First, the battery electrolyte, the material that conducts ions between the cathode and the anode, is typically a liquid, which is flammable. Second, as batteries are charged and discharged over time, uneven lithium deposition at the anode can lead to the growth of dendrites which can connect the cathode and anode. This can lead to fires and explosions because of the electrolyte’s flammability. Both Tesla cars and Boeing aircraft have suffered from dendrite battery problems, and sudden cell phone explosions can also be attributed to dendrites.
This is the problem that Zeeshan Ahmad and Tian Xie are trying to solve. Ahmad, a Ph.D. candidate in mechanical engineering at Carnegie Mellon University, and Xie, a Ph.D. candidate in materials science and engineering at the Massachusetts Institute of Technology, recently published a paper about their research to find possible solutions to this dendrite problem. They turned to machine learning to generate and analyze massive amounts of data to find these solutions.
To suppress the growth of dendrites, Ahmad and his colleagues researched potential solid electrolytes, which unlike liquid electrolytes, are not flammable. Not only did they decipher what properties the solid electrolyte requires, they also needed to analyze thousands of possible solid materials, which would have taken years using traditional experimental methods.

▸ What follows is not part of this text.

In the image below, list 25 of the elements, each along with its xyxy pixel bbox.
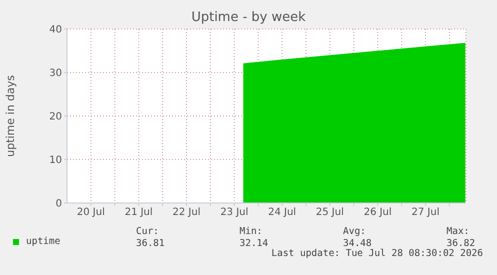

“We had 13,000 inorganic crystalline materials to screen over for the solid electrolyte,” Ahmad said. “It was hard to just calculate the properties of each solid electrolyte separately because it’s very computationally expensive. We used machine learning because it can work on large data scales, to find out the properties of solid electrolytes.”

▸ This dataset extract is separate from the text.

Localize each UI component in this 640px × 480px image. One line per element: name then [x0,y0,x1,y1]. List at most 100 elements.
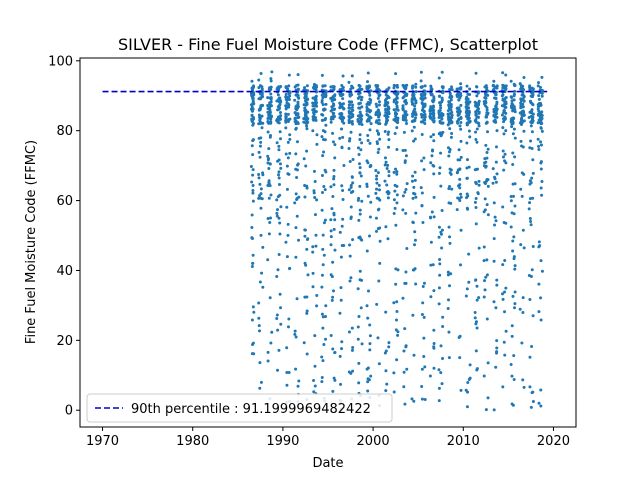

Due to the range of data availability, Ahmad and Xie used a variety of machine learning models. For cases with sufficient existing data that can be used for training the model, they used a graph convolutional neural network model to predict the properties of inorganic crystalline solid electrolytes. In cases where there wasn’t sufficient training data, they used linear regression with regularization, which is more suitable for low data problems.
“We tested all these materials for design criteria or solid electrolytes,” Ahmad said. “Our solid electrolytes should suppress dendrite growth at the lithium metal anode and be electronically insulating. They should be stable—they should not decompose spontaneously at room temperature. They should conduct ions very fast to achieve a high power density of the battery required for fast charging.”
After analyzing the solids, they found six possible materials that could be used as solid electrolytes, belonging to the sulfide, iodide, and borohydride classes.
“We are very excited to apply our machine learning framework to important materials problems, which is why the collaboration with the CMU team has been so rewarding,” Xie said. “Finding six potential solid electrolytes in such a short time shows the possibility of accelerating material discovery drastically with machine learning tools.”
Now, Ahmad is working on circumventing the fundamental tradeoff between solids and liquids: liquids generally have high ionic conductivity, and very few solids that have a comparable level of conductivity are also stable enough to be used as electrolytes. Ahmad is researching the potential of composite electrolytes, combining multiple solids with different desired properties.
“We are looking into composite electrolytes, but the problem is that generally we do not have sufficient data to use machine learning,” Ahmad said. “So we are trying to address this problem through first principles methods—we use density functional theory and molecular dynamics to predict the properties. Once we do it for, let’s say, five materials, we can find out certain design principles, and then we can try to use those design principles to help us screen through other composites.”